Yes, if Airbus have anything to with it. The European aviation giant is behind the E-Fan, the first aircraft to be 100% powered by electricity. A two-seat experimental aircraft, developed by Airbus Group and other commercial partners, the E-Fan took its flight last April – and was demonstrated to the world’s media at the Farnborough International Airshow in July. The next stage of its development is expected in a few weeks’ from now, when the makers reveal where the aircraft will be manufactured. An aircraft fully powered by electricity is a very exciting and groundbreaking development – something that could have huge implications for aviation industry and passengers alike. Here are some of the reasons why:
Putting energy-efficiency at the heart of pilot training
The brainchild behind the E-Fan is Didier Esteyne, engineer and test pilot. He says the aircraft’s primary purpose will be for pilot training. “I designed this plane as a training aircraft.” Esteyne says, also recommending that the E-Fan be used in the first 20 hours of flying for apprentice pilots. This makes flight training more economical and environmentally friendly.
Esteyne says that the method of flying the E-Fan will also bring benefits to the pilots, when they switch to flying a fuel-powered aircraft. As the whole focus is on energy-efficiency – making each manoeuver using the least amount of energy. The same approach can then be applied to standard aircraft.
The potential for cheaper and greener electric flight
Greener aircraft are not only good for the environment, producing no C02 emissions and less noise pollution, but they also hold exciting potential for more cost-effective flight. Airbus estimate the E-Fan would be around 30% cheaper per hour than fuel-based flight.
But the biggest challenge is in battery manufacture. The E-Fan is very light, made of carbon fibre, and very small – with two seats and a a 31 foot wingspan. And it is powered by a 120 cells lithium polymer battery system.

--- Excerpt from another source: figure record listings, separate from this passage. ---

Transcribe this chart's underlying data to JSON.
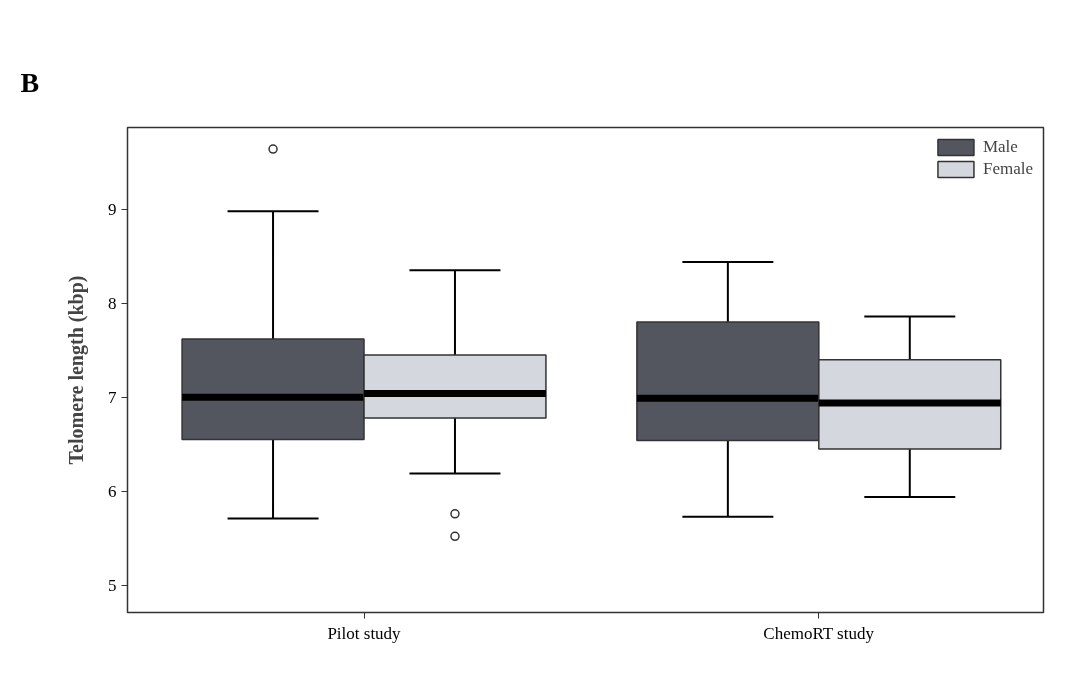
{
  "chart_data": {
    "type": "box",
    "ylabel": "Telomere length (kbp)",
    "annotations": [
      "B"
    ],
    "categories": [
      "Pilot study",
      "ChemoRT study"
    ],
    "ylim": [
      4.71,
      9.87
    ],
    "yticks": [
      5,
      6,
      7,
      8,
      9
    ],
    "grid": false,
    "legend": "top right",
    "series": [
      {
        "name": "Male",
        "color": "#53555f",
        "boxes": [
          {
            "low": 5.71,
            "q1": 6.55,
            "median": 7.0,
            "q3": 7.62,
            "high": 8.98,
            "outliers": [
              9.64
            ]
          },
          {
            "low": 5.73,
            "q1": 6.54,
            "median": 6.99,
            "q3": 7.8,
            "high": 8.44
          }
        ]
      },
      {
        "name": "Female",
        "color": "#d4d7de",
        "boxes": [
          {
            "low": 6.19,
            "q1": 6.78,
            "median": 7.04,
            "q3": 7.45,
            "high": 8.35,
            "outliers": [
              5.76,
              5.52
            ]
          },
          {
            "low": 5.94,
            "q1": 6.45,
            "median": 6.94,
            "q3": 7.4,
            "high": 7.86
          }
        ]
      }
    ]
  }
}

Currently this gives the aircraft a range of just 45 minutes, at a cruise speed of 99mph – not really enough to give it commercial potential. Engineers are still working on the challenge of how to extend this capability in this aircraft and how to power bigger ones, by making the electric batteries more efficient and more productive.
What’s the future for electric aircraft?
For now, these power and size limitations mean the E-Fan is too small to become a light passenger jet.
But Didier Esteyne has new projects in the pipeline. He’s currently working on the design of the E-Fan 2.0, which will also be a two-seat aircraft, but the seats will be placed side by side for more comfort. And it will provide a flight range of one hour. This is planned for launch in 2017.
And into the future, he plans to extend the range with an electric four-seater aircraft, that can fly for up to three hours. This electric (or possibly a hybrid) aircraft have exciting potential in the private jet market – and could shake up the VLJ market in particular, by significantly reducing costs. And undoubtedly others will enter the race to launch the world’s first passenger aircraft, powered by electricity.
There is still some way to go before electric aircraft become a reality but it’s exciting to consider what these developments could mean for aviation industry.